Chapter 16

Replication: PSYNC2 Protocol and Replication Backlog

Chapter 16 — Master-Replica Replication: The PSYNC2 Protocol and Replication Backlog

Redis replication is the foundation of every high-availability deployment. This chapter dissects the seven-step PSYNC2 handshake, the dual-replid mechanism, the full-sync vs. partial-resync decision tree, and the replication backlog ring buffer — with the depth needed to tune, troubleshoot, and reason about correctness guarantees in production.


16.1 The Seven-Step Handshake

When a replica starts, it executes the following sequence to establish replication with a primary.

Step 1 — PING (liveness probe)

The replica opens a TCP connection to the primary's port and immediately sends a PING to verify the primary is alive and responsive:

Replica → Primary:  *1\r\n$4\r\nPING\r\n
Primary → Replica:  +PONG\r\n

If no valid response arrives within repl-timeout (default 60 s), the replica disconnects and retries. This is also a connectivity sanity check before investing in a full handshake.

Step 2 — AUTH (password authentication)

If the primary has requirepass set, the replica sends AUTH using the masterauth credential:

Replica → Primary:  *2\r\n$4\r\nAUTH\r\n$6\r\nsecret\r\n
Primary → Replica:  +OK\r\n

Replica-side configuration:

masterauth <password>

Redis 6.0+ supports ACL-based authentication with a dedicated replication user:

# redis.conf (replica side)
masteruser replication_user
masterauth replication_password

Step 3 — REPLCONF listening-port

The replica announces its own listening port so the primary can record it for INFO replication output:

Replica → Primary:  REPLCONF listening-port 6380
Primary → Replica:  +OK\r\n

Step 4 — REPLCONF capa (capability negotiation)
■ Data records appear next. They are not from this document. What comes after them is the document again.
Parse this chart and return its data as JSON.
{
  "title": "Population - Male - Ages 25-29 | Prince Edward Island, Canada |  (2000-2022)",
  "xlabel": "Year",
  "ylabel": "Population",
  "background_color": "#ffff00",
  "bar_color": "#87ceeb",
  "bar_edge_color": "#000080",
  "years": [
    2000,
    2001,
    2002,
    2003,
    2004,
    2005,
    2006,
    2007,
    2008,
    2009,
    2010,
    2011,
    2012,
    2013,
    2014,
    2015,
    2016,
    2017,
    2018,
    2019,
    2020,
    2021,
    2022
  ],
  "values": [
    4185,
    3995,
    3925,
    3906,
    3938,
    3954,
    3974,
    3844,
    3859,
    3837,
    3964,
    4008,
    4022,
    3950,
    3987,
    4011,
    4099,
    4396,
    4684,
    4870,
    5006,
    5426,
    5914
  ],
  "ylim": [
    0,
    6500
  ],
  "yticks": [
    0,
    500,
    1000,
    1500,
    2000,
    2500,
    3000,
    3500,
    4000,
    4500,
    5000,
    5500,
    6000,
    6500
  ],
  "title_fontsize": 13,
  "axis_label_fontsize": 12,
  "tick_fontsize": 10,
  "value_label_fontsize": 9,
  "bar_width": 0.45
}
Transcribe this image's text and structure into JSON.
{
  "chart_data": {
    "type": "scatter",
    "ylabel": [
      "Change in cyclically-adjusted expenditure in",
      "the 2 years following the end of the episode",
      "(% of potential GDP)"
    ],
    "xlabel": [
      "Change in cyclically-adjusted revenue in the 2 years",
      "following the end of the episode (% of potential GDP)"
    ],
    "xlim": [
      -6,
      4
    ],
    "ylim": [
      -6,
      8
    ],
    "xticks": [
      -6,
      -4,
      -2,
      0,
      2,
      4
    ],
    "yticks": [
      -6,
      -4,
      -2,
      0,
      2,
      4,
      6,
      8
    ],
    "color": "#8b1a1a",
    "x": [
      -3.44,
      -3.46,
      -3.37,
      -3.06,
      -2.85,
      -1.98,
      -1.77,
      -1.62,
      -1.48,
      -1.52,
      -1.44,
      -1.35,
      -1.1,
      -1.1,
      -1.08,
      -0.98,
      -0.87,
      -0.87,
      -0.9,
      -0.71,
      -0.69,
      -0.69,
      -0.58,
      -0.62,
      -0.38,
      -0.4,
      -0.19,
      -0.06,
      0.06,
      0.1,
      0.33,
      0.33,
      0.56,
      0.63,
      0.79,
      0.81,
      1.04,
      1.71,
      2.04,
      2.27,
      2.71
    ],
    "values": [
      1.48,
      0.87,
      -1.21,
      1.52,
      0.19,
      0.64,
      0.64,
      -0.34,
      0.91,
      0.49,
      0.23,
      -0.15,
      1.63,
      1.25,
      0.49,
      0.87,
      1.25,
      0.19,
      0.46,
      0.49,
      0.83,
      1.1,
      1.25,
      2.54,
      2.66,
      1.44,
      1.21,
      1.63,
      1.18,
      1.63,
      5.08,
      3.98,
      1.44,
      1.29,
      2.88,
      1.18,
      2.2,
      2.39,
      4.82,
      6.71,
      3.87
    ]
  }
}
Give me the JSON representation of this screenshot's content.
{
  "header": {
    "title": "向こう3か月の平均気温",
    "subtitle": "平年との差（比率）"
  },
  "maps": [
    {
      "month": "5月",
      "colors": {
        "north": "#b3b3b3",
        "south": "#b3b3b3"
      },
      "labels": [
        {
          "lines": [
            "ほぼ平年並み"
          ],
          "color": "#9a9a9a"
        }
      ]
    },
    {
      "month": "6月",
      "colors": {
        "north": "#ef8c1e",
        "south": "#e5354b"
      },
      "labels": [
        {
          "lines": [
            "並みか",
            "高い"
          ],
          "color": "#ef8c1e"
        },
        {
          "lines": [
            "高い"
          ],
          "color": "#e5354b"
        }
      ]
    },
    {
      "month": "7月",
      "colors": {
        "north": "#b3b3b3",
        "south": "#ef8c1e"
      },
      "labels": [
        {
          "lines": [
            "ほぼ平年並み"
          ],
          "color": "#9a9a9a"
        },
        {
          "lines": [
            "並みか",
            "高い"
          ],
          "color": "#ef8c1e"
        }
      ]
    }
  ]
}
The replica declares which protocol features it supports:

Replica → Primary:  REPLCONF capa eof capa psync2
Primary → Replica:  +OK\r\n

Step 5 — PSYNC (synchronization request)

# First connection — no history:
Replica → Primary:  PSYNC ? -1

# Reconnection attempting partial resync:
Replica → Primary:  PSYNC <replid> <offset>

Fields:

Step 6 — Primary Response

The primary evaluates the request and returns one of two responses:

# Full synchronization required:
+FULLRESYNC <replid> <master_repl_offset>\r\n

# Partial resynchronization possible:
+CONTINUE <replid>\r\n

On FULLRESYNC the replica must flush all local data before accepting the incoming RDB.

Step 7 — RDB Transfer + Backlog Commands

Full sync path:

  1. Primary triggers BGSAVE (or reuses an ongoing one).
  2. New write commands during BGSAVE are accumulated in repl_backlog and the replica's client output buffer simultaneously.
  3. RDB is delivered:
    • Disk mode: $<size>\r\n<rdb_bytes>
    • Diskless mode: $EOF:<40-byte-delimiter>\r\n<rdb_stream><delimiter>
  4. After RDB delivery, buffered commands are streamed to the replica.

Partial resync path:

The primary reads commands from the repl_backlog ring buffer in the range [replica_offset, master_repl_offset] and streams them directly over the existing connection.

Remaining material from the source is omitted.